Does your AS sometimes go on and off in a very sudden way?
So I am hanging out with some people, and they have assumed me to be competely non compos mentis due to my stimming, my tics, that bad stammer that's always been there, my weird facial expressions, my rambling speech, the rocking, my mercurial and confusing moods, and my incapability of making a mental "connection" with people. It's almost like I'm a golden retriever who wandered into the room: I'm appreciated and am sometimes the center of attention, but in a way I'm sort of cut off.
But it's not always like that. In fact, when I do this weird flip, sometimes a person who has assumed up until then that I'm brainless will get this panicky or perhaps betrayed sort of look. Really, I don't do it on purpose, but sometimes I'll go very suddenly from being this charming, stammering absent-minded professor type of person to being almost like someone else entirely. It's like the part of me that says "stop and think" gets shut down and the part that says "go out and do" gets turned on and put into overdrive.
And there'll be times when I can do it the other way. I might have times when I'm behaving normally or close to it, but then my eyes will cloud over. I'll start thinking about things that have nothing to do with my present surroundings, and a few hours later I'll give a lengthy and boring lecture to someone on the subject that was spinning around in my head.

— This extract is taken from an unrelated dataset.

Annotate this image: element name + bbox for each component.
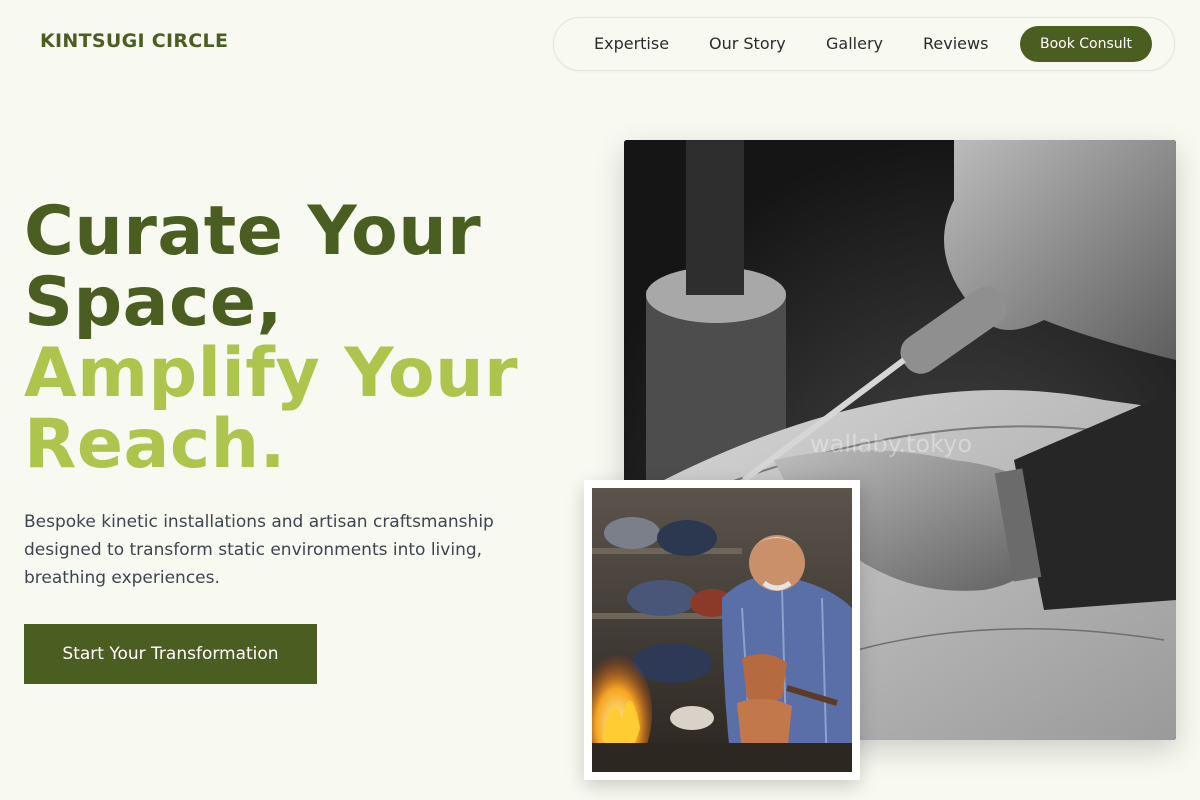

If I were to go out and take a walk while I'm in this state, I would be on the opposite side of town before I really took in any of my surroundings.
Now, I know that there are people who are either one way or the other, but does anybody else seem to have almost an internal switch that almost completely shuts the AS off for periods?
I've had it described to me, in all seriousness, as "scary."
Last edited by WilliamWDelaney on 04 May 2011, 3:26 pm, edited 1 time in total.
The concept of an overflow mechanism sounds promising. You see, sometimes the flip happens when I am under severe stress. One minute I'll be going into an aspie meltdown, and then the flip will happen. Suddenly I'm not just calm, but I'm also a lot more focused on the world around me than I usually am.
It's like usually I'm a million miles away from planet Earth, and the world around me is a dimly recognized supplementary material to what I have going on in my head. But sometimes I get this sensation of the world around me snapping into focus suddenly, but also the mirrorland I usually live in is this dim, theoretical thing that might have just been a fantasy.
I can relate. There are times when I'm around a bunch of people I've never met before, who notice nothing awkward about me at all and get along with me right away, and other times I'll find that people are kind of whispering around "what the hell is wrong with him?" or "is he always like this?"
One of the things I hate the most ties in with my prosopagnosia (face blindness) and my poor perception of distance and depth: sometimes a person will be talking to me and I'll be completely oblivious. Afterward they'll say things like "why is that guy ignoring me?" or "that guy is so stuck up!"
Things like this make it very easy for me to come across as an a**hole when I really am out to be peaceful and make friends.
It's like usually I'm a million miles away from planet Earth, and the world around me is a dimly recognized supplementary material to what I have going on in my head. But sometimes I get this sensation of the world around me snapping into focus suddenly, but also the mirrorland I usually live in is this dim, theoretical thing that might have just been a fantasy.
I can relate to the part of your experience where you tune in to the world around you without trying to, except that for me it happens in opposite circumstances--when I'm going into a meltdown, the world around me disappears. It's only when I'm very very calm that the clarity happens. Are you saying that your focused-calm is a way of shutting down the overload inside by focusing on the world outside?
Things like this make it very easy for me to come across as an a**hole when I really am out to be peaceful and make friends.
Similar things happen to me, because I can't disentangle sounds when there's too much noise, or notice people I'm acquainted with in crowds--the effect is similar to what you describe: People think I ignore them on purpose. It sucks.